Photographe et journaliste pour la presse musicale anglaise et française, Richard Bellia a mitraillé les plus grands au cours des 30 dernières années. À l’occasion de la préparation de son prochain recueil de photos, on est allés à la rencontre de ce témoin rare de l’arrivée du rap en France. Avec à la clé quelques souvenirs d’une époque bénite et le récit de sa photo emblématique d’Old Dirty Bastard qui, depuis, a fait le tour du monde.
« Les rappeurs ne comprennent pas le concept de l’interview. » L’homme qui parle, par contre, connait bien le sujet. Plus de 30 ans passés à traîner sa dégaine effilée dans les concerts de rock ont fait de Richard Bellia une figure de la photographie musicale. Plutôt à l’aise dans le registre riffs saturés et guitare disto, Richard n’est pas moins intarissable d’anecdotes sur le hip-hop, accumulées à travers son expérience de journaliste pour les médias anglais Melody Maker, NME ou Groove en France.
En quelques clichés d’IAM, LL Cool J ou du Wu-Tang devenus emblématiques depuis, Richard Bellia a su capter l’essence d’une époque. Pas une mince affaire. À l’approche de la sortie de son nouveau recueil de photographies, nous sommes allés chez lui pour aborder ensemble les procès de NWA, le régime alimentaire de RZA et les premiers pas du rap en France.

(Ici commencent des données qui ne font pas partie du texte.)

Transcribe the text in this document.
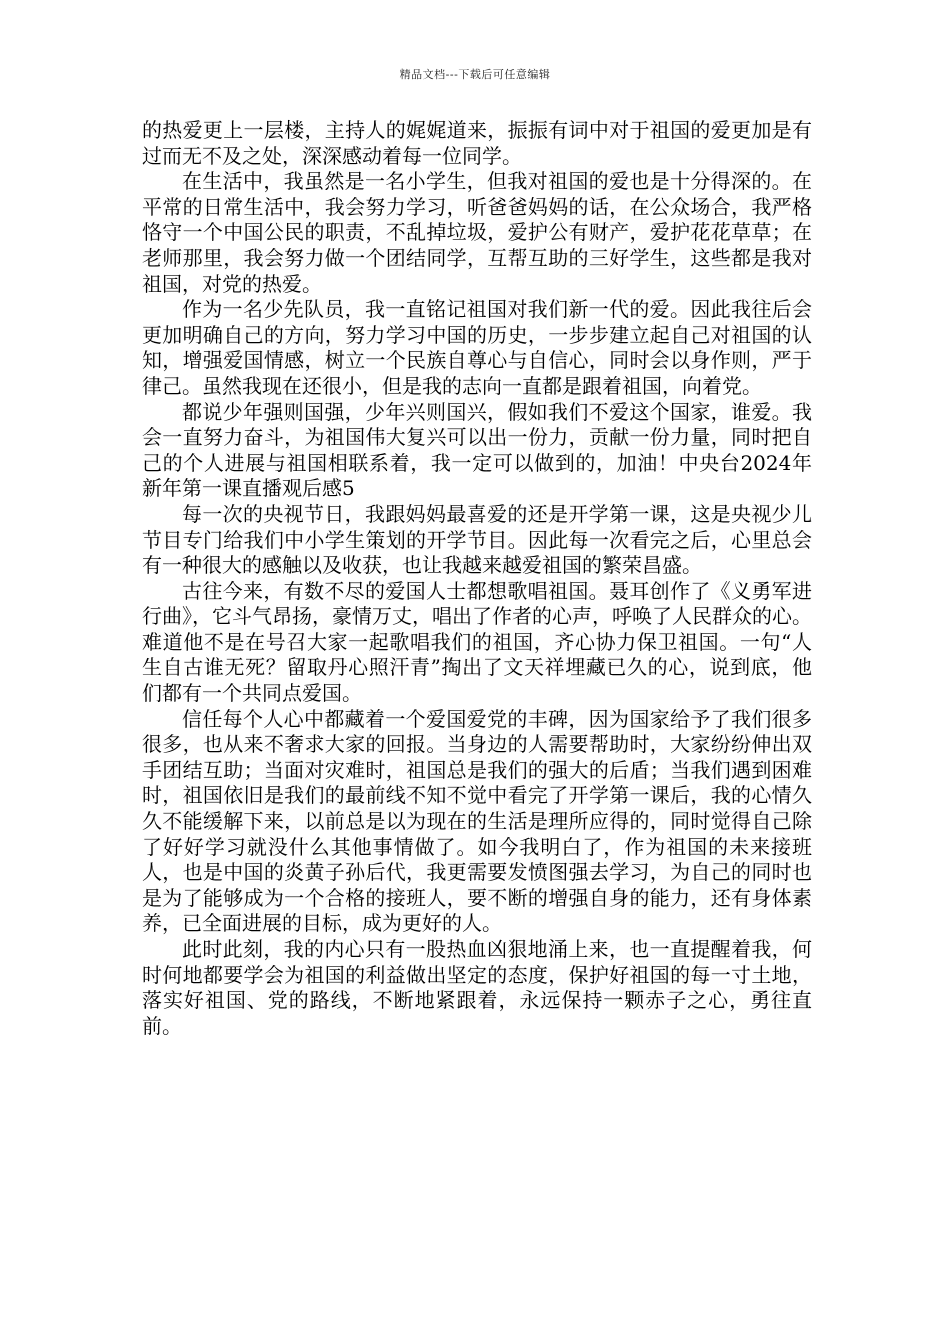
精品文档---下载后可任意编辑

的热爱更上一层楼，主持人的娓娓道来，振振有词中对于祖国的爱更加是有过而无不及之处，深深感动着每一位同学。

在生活中，我虽然是一名小学生，但我对祖国的爱也是十分得深的。在平常的日常生活中，我会努力学习，听爸爸妈妈的话，在公众场合，我严格恪守一个中国公民的职责，不乱掉垃圾，爱护公有财产，爱护花花草草；在老师那里，我会努力做一个团结同学，互帮互助的三好学生，这些都是我对祖国，对党的热爱。

作为一名少先队员，我一直铭记祖国对我们新一代的爱。因此我往后会更加明确自己的方向，努力学习中国的历史，一步步建立起自己对祖国的认知，增强爱国情感，树立一个民族自尊心与自信心，同时会以身作则，严于律己。虽然我现在还很小，但是我的志向一直都是跟着祖国，向着党。

都说少年强则国强，少年兴则国兴，假如我们不爱这个国家，谁爱。我会一直努力奋斗，为祖国伟大复兴可以出一份力，贡献一份力量，同时把自己的个人进展与祖国相联系着，我一定可以做到的，加油！中央台2024年新年第一课直播观后感5

每一次的央视节日，我跟妈妈最喜爱的还是开学第一课，这是央视少儿节目专门给我们中小学生策划的开学节目。因此每一次看完之后，心里总会有一种很大的感触以及收获，也让我越来越爱祖国的繁荣昌盛。

古往今来，有数不尽的爱国人士都想歌唱祖国。聂耳创作了《义勇军进行曲》，它斗气昂扬，豪情万丈，唱出了作者的心声，呼唤了人民群众的心。难道他不是在号召大家一起歌唱我们的祖国，齐心协力保卫祖国。一句“人生自古谁无死？留取丹心照汗青”掏出了文天祥埋藏已久的心，说到底，他们都有一个共同点爱国。

信任每个人心中都藏着一个爱国爱党的丰碑，因为国家给予了我们很多很多，也从来不奢求大家的回报。当身边的人需要帮助时，大家纷纷伸出双手团结互助；当面对灾难时，祖国总是我们的强大的后盾；当我们遇到困难时，祖国依旧是我们的最前线不知不觉中看完了开学第一课后，我的心情久久不能缓解下来，以前总是以为现在的生活是理所应得的，同时觉得自己除了好好学习就没什么其他事情做了。如今我明白了，作为祖国的未来接班人，也是中国的炎黄子孙后代，我更需要发愤图强去学习，为自己的同时也是为了能够成为一个合格的接班人，要不断的增强自身的能力，还有身体素养，已全面进展的目标，成为更好的人。

此时此刻，我的内心只有一股热血凶狠地涌上来，也一直提醒着我，何时何地都要学会为祖国的利益做出坚定的态度，保护好祖国的每一寸土地，落实好祖国、党的路线，不断地紧跟着，永远保持一颗赤子之心，勇往直前。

SURL : Richard, tu peux nous parler de ta première rencontre avec le hip-hop ?
Richard Bellia : C’était au MIDEM de Cannes en 1984, ce qui correspond à l’arrivée de cet univers en France. J’ai vu là bas le groupe de b-boys, Break Machine. A l’époque j’ai rien compris. Outre le fait qu’il n’y ait pas de paroles mais des mecs qui tournaient sur la tête, tu avais l’impression que l’on nous vendait une chorégraphie sur une boîte à rythme. Sauf que c’était hyper catchy. Ensuite, à Londres quelques années après, je travaillais pour la presse musicale, j’ai photographié l’arrivée des gros plateaux d’artistes américain comme LL Cool J, Beastie Boys, Public Enemy, Run DMC. Là, tu savais que trente ans après, des mecs comme vous viendraient chez moi me demander : « Alors, comment c’était ? » Pour le cas de Public Enemy, ce qui m’a frappé c’est le côté déstructuré des chansons et la liberté qu’ils prenaient avec les codes.
C’est un plateau qui a tourné en France à la même époque, non ?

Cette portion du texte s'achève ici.